Governing from the Centre: The Concentration of Power in Canadian Politics
University of Toronto Press, 1999 M01 1 - 440 pages
Redefined during the past thirty years, the centre of government currently extends itself further than ever before. Central governmental agencies are 'where the rubber meets the road', where public service meets politics, and policy becomes reality. So who's driving this car? Agencies such as the Privy Council Office, the Finance Department, and the Treasury Board exert their influence horizontally, deciding how policy is made and how money gets spent According to Donald Savoie, these organizations, instituted to streamline Ottawa's planning processes, instead telescope power to the Prime Minister and weaken the influence of ministers, the traditional line departments, and even parliament, without contributing to more rational and coherent policy-making.
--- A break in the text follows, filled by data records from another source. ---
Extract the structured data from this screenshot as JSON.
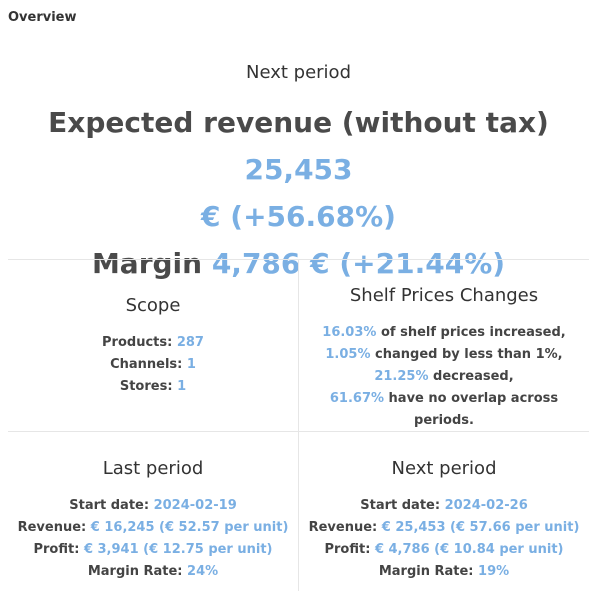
{
  "section": {
    "title": "Overview"
  },
  "hero": {
    "subtitle": "Next period",
    "revenue_label": "Expected revenue (without tax)",
    "revenue_value_1": "25,453",
    "revenue_value_2": "€ (+56.68%)",
    "margin_label": "Margin",
    "margin_value": "4,786 € (+21.44%)"
  },
  "scope": {
    "title": "Scope",
    "products_label": "Products:",
    "products_value": "287",
    "channels_label": "Channels:",
    "channels_value": "1",
    "stores_label": "Stores:",
    "stores_value": "1"
  },
  "shelf": {
    "title": "Shelf Prices Changes",
    "rows": [
      {
        "value": "16.03%",
        "text": " of shelf prices increased,"
      },
      {
        "value": "1.05%",
        "text": " changed by less than 1%,"
      },
      {
        "value": "21.25%",
        "text": " decreased,"
      },
      {
        "value": "61.67%",
        "text": " have no overlap across periods."
      }
    ]
  },
  "last_period": {
    "title": "Last period",
    "start_label": "Start date:",
    "start_value": "2024-02-19",
    "revenue_label": "Revenue:",
    "revenue_value": "€ 16,245 (€ 52.57 per unit)",
    "profit_label": "Profit:",
    "profit_value": "€ 3,941 (€ 12.75 per unit)",
    "margin_label": "Margin Rate:",
    "margin_value": "24%"
  },
  "next_period": {
    "title": "Next period",
    "start_label": "Start date:",
    "start_value": "2024-02-26",
    "revenue_label": "Revenue:",
    "revenue_value": "€ 25,453 (€ 57.66 per unit)",
    "profit_label": "Profit:",
    "profit_value": "€ 4,786 (€ 10.84 per unit)",
    "margin_label": "Margin Rate:",
    "margin_value": "19%"
  },
  "colors": {
    "accent": "#7aafe3",
    "text": "#4a4a4a",
    "divider": "#e6e6e6"
  }
}
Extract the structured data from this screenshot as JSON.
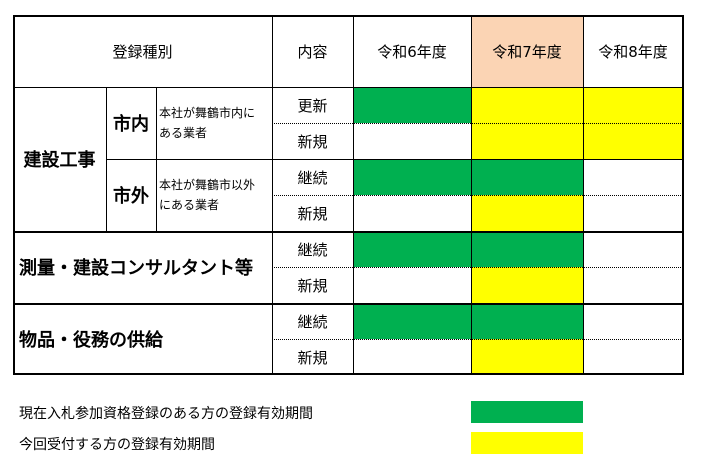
{
  "colors": {
    "registered": "#00b050",
    "new_accept": "#ffff00",
    "current_year_header": "#fbd4b4"
  },
  "header": {
    "category": "登録種別",
    "content": "内容",
    "year6": "令和6年度",
    "year7": "令和7年度",
    "year8": "令和8年度"
  },
  "construction": {
    "label": "建設工事",
    "inside": {
      "label": "市内",
      "note": "本社が舞鶴市内にある業者"
    },
    "outside": {
      "label": "市外",
      "note": "本社が舞鶴市以外にある業者"
    }
  },
  "survey": {
    "label": "測量・建設コンサルタント等"
  },
  "goods": {
    "label": "物品・役務の供給"
  },
  "rows": [
    {
      "content": "更新",
      "cells": [
        "green",
        "yellow",
        "yellow"
      ]
    },
    {
      "content": "新規",
      "cells": [
        "white",
        "yellow",
        "yellow"
      ]
    },
    {
      "content": "継続",
      "cells": [
        "green",
        "green",
        "white"
      ]
    },
    {
      "content": "新規",
      "cells": [
        "white",
        "yellow",
        "white"
      ]
    },
    {
      "content": "継続",
      "cells": [
        "green",
        "green",
        "white"
      ]
    },
    {
      "content": "新規",
      "cells": [
        "white",
        "yellow",
        "white"
      ]
    },
    {
      "content": "継続",
      "cells": [
        "green",
        "green",
        "white"
      ]
    },
    {
      "content": "新規",
      "cells": [
        "white",
        "yellow",
        "white"
      ]
    }
  ],
  "legend": {
    "registered": "現在入札参加資格登録のある方の登録有効期間",
    "new_accept": "今回受付する方の登録有効期間"
  }
}
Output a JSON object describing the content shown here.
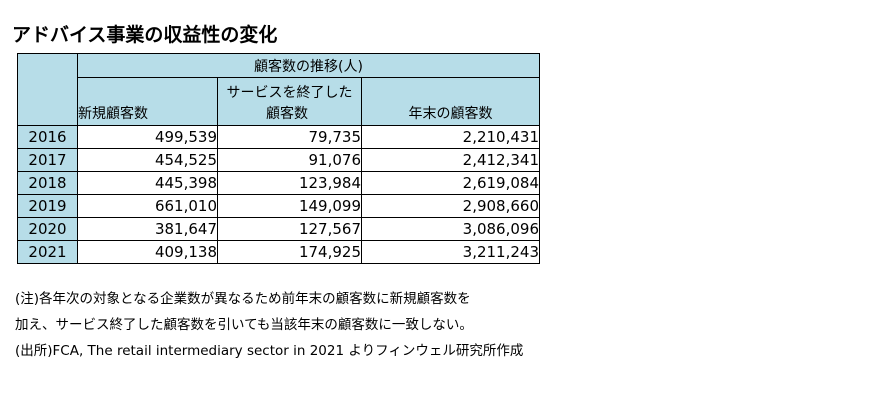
{
  "title": "アドバイス事業の収益性の変化",
  "table": {
    "group_header": "顧客数の推移(人)",
    "columns": [
      "新規顧客数",
      "サービスを終了した顧客数",
      "年末の顧客数"
    ],
    "column_lines": [
      [
        "新規顧客数"
      ],
      [
        "サービスを終了した",
        "顧客数"
      ],
      [
        "年末の顧客数"
      ]
    ],
    "rows": [
      {
        "year": "2016",
        "new": "499,539",
        "ended": "79,735",
        "year_end": "2,210,431"
      },
      {
        "year": "2017",
        "new": "454,525",
        "ended": "91,076",
        "year_end": "2,412,341"
      },
      {
        "year": "2018",
        "new": "445,398",
        "ended": "123,984",
        "year_end": "2,619,084"
      },
      {
        "year": "2019",
        "new": "661,010",
        "ended": "149,099",
        "year_end": "2,908,660"
      },
      {
        "year": "2020",
        "new": "381,647",
        "ended": "127,567",
        "year_end": "3,086,096"
      },
      {
        "year": "2021",
        "new": "409,138",
        "ended": "174,925",
        "year_end": "3,211,243"
      }
    ]
  },
  "notes": [
    "(注)各年次の対象となる企業数が異なるため前年末の顧客数に新規顧客数を",
    "加え、サービス終了した顧客数を引いても当該年末の顧客数に一致しない。",
    "(出所)FCA, The retail intermediary sector in 2021 よりフィンウェル研究所作成"
  ]
}
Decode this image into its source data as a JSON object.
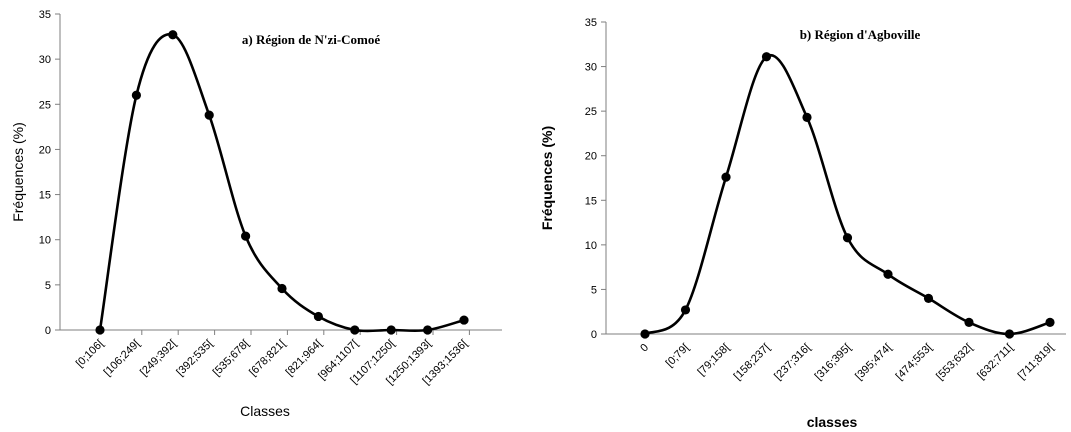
{
  "chart_data": [
    {
      "type": "line",
      "title": "a) Région de N'zi-Comoé",
      "xlabel": "Classes",
      "ylabel": "Fréquences (%)",
      "ylim": [
        0,
        35
      ],
      "yticks": [
        0,
        5,
        10,
        15,
        20,
        25,
        30,
        35
      ],
      "categories": [
        "[0;106[",
        "[106;249[",
        "[249;392[",
        "[392;535[",
        "[535;678[",
        "[678;821[",
        "[821;964[",
        "[964;1107[",
        "[1107;1250[",
        "[1250;1393[",
        "[1393;1536["
      ],
      "values": [
        0,
        26,
        32.7,
        23.8,
        10.4,
        4.6,
        1.5,
        0,
        0,
        0,
        1.1
      ],
      "line_color": "#000000",
      "grid": false
    },
    {
      "type": "line",
      "title": "b) Région d'Agboville",
      "xlabel": "classes",
      "ylabel": "Fréquences (%)",
      "ylim": [
        0,
        35
      ],
      "yticks": [
        0,
        5,
        10,
        15,
        20,
        25,
        30,
        35
      ],
      "categories": [
        "0",
        "[0;79[",
        "[79;158[",
        "[158;237[",
        "[237;316[",
        "[316;395[",
        "[395;474[",
        "[474;553[",
        "[553;632[",
        "[632;711[",
        "[711;819["
      ],
      "values": [
        0,
        2.7,
        17.6,
        31.1,
        24.3,
        10.8,
        6.7,
        4.0,
        1.3,
        0,
        1.3
      ],
      "line_color": "#000000",
      "grid": false
    }
  ]
}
This is scholarship at its best: rigorous and riveting. The government operates as a combination of known procedures and the more elusive subtleties of human relationships and unspoken codes of behaviour. Donald Savoie's long-time involvement in government affairs allows him to read through the surface of the results of his extensive research-which included several interviews with elites-in order to expose all the levels of power at play. Indispensable reading for students of politics, public policy, and public administration, Ottawa watchers, journalists, lobbyists, and civil servants who want to know what is really going on.